Tuesday 17 June 2008
A while ago I wrote about the deep computer science problems of strings. Now I need to talk about another poorly understood data structure: rectangles. There are a couple of issues.
x1,y1,x2,y2 vs x,y,width,height Windows uses the former, most other libraries that I know of use the latter. If you mostly work with coordinates relative to the rectangle origin, then you'll probably prefer width+height, but otherwise I actually think Windows got this right! A lot of rectangle operations, such as union, intersection, and point containment are simpler in the x2+y2 format.
Union of empty rectangles Should the 'union' operation ignore empty rectangles or include them in the calculations? For example, what is the union of (100,100)-(100,200) with (100,100)-(200,100)? It depends on the use-case and is quite subtle. When the rectangle represents a set of pixels, for example a damage area that needs to be repainted, then you want 'union' to ignore empty rectangles, so the result in my example could be any empty rectangle. But when the rectangle represents the bounds of a set of points, then you want to return a non-empty rectangle in this case --- (100,100)-(200,200). (The difference between a pixel and a point is that a pixel has area, usually a 1x1 square, but a point is a mathematical point of zero size.) An example of this latter usage is when you're computing the bounds of a set of CSS boxes in order to determine how big a container must be to include them all.

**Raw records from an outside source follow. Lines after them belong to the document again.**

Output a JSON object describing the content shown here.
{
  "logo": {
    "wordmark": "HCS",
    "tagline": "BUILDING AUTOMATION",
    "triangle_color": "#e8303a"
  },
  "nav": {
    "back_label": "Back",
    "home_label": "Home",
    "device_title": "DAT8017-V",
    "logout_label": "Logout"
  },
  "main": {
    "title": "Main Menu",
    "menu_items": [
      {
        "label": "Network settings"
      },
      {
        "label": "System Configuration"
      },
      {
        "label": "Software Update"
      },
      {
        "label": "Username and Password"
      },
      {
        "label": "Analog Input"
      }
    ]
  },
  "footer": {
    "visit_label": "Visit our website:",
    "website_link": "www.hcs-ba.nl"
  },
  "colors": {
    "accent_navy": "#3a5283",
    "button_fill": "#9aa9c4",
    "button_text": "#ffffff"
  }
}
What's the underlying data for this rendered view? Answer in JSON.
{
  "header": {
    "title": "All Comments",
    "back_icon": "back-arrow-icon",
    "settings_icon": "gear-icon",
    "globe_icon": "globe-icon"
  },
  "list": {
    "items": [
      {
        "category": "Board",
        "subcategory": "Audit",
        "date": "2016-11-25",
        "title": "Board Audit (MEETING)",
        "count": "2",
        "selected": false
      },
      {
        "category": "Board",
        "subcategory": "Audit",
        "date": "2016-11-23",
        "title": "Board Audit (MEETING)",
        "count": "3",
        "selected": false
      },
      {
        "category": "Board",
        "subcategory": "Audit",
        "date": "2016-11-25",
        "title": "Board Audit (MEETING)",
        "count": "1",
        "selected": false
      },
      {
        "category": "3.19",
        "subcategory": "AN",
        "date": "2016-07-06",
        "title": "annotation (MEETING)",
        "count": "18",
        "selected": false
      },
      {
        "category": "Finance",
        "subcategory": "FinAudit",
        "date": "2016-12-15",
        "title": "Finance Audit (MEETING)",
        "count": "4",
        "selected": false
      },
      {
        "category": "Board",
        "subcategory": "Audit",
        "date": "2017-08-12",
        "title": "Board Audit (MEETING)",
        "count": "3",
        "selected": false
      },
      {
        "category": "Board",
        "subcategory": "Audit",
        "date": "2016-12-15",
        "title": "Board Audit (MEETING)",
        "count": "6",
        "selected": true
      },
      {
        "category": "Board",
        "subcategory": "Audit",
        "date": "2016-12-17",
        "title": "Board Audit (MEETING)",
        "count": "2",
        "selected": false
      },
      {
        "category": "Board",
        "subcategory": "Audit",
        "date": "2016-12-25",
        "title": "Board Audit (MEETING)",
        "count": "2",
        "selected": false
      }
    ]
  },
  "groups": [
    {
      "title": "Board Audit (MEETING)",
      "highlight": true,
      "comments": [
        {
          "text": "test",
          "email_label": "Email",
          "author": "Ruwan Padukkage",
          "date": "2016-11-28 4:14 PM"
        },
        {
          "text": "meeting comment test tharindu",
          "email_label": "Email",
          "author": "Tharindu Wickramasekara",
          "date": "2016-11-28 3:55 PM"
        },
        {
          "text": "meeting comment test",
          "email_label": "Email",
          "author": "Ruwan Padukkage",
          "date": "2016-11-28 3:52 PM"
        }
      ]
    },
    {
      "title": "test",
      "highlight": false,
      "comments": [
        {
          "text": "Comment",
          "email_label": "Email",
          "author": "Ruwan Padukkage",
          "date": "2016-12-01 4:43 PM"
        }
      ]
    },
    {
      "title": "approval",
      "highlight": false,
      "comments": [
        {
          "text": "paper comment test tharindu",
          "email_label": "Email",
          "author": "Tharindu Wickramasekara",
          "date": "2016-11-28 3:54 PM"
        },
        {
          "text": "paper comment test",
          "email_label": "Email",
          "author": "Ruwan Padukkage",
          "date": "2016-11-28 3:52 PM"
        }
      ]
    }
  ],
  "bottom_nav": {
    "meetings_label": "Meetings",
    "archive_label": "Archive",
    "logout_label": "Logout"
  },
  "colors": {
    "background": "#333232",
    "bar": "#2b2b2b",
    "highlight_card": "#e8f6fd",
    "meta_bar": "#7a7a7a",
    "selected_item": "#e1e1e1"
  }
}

So we want two forms of 'union' operator, or perhaps better still we should have two entirely different data structures for these two tasks. For pixel-set rectangles, there is only one logical "empty rectangle" --- all rectangles with zero width or height should be considered equal. For point-set rectangles, even if the width is zero the height and top-left can still be significant, and vice versa for height. This suggests we should separate the concepts.
The problem with having two data structures is that very often we need to convert one to the other --- to find the set of pixels that cover a point-set rectangle. (Off the top of my head, I can't think of situations where we need to convert pixel-sets to point-sets.) It would also be rather confusing for developers since I'm not aware of any libraries that make this distinction. Also, in Gecko, rectangles like the "overflow areas" are used to mean both pixel-sets and point-sets. For now, we'll just stick with different 'union' operators.